Is there a configuration change we need to make to solve this issue or is there any other workaround?
A couple of things come to mind: one may be that your query results are cached but are being evicted for some reason [see Using query caching · Apache Druid] - another is that the data may have been shipped off the middle managers and is now on the historicals - this would happen over time though…
One thought is since druid does memory mapping of segments it is expected that the os will unload unused files from the page cache. Hence when a query runs after a few minutes time is spent in loading the segments into page cache. Two ways to reduce this
Schedule a query to run every few seconds.
Tune kernel param vm.vfs_cache_pressure to reduce the tendency of the os to unload unused files from page cache.
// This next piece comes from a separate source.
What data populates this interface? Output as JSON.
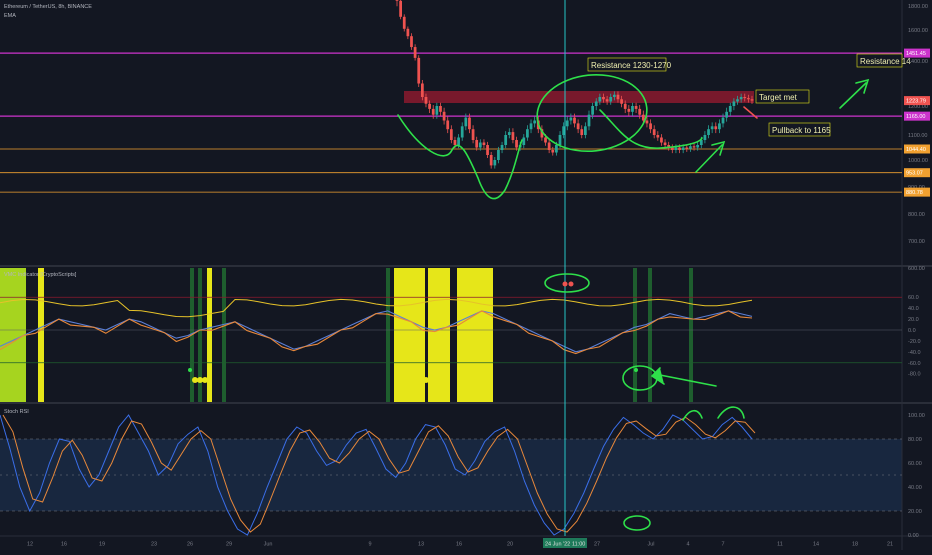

I have multiple databases on the druid. So need to run the query every second on all the DBs or running only on a single DB will work?
you need to run on each data source as the segments are different files
This approach did not solve the issue.
I have around 150 data sources on druid so I first fetched the list of all data sources then run the same query on every database. But when I open the UI again then from there the first time it still takes time.
Attached is the current structure and status of the druid DB.
A couple of things come to mind… how are your segment sizes, etc?
Also, when you simply
curl the SQL endpoint, do you get the same performance differences? I was wondering if there’s something on the .Net end?
The maximum size for any segment till now is 10MB. I am using NuGet Gallery | Druid4Net 2.2.0 package to query the druid data source from the .net application.
I think @Vijay_Narayanan1 is right here – plus also bear in mind that there is an overhead associated with each segment as it is loaded – that’s one of the reasons for the recommended segment sizes of 500-700MB.
Are you running in single node quickstart, also? That’s really great for learning concepts and things, but as you do more serious testing and development, I definitely would start looking at setting up a cluster – even if it’s just a tiny one! I have one running on a bunch of Raspberry Pis…!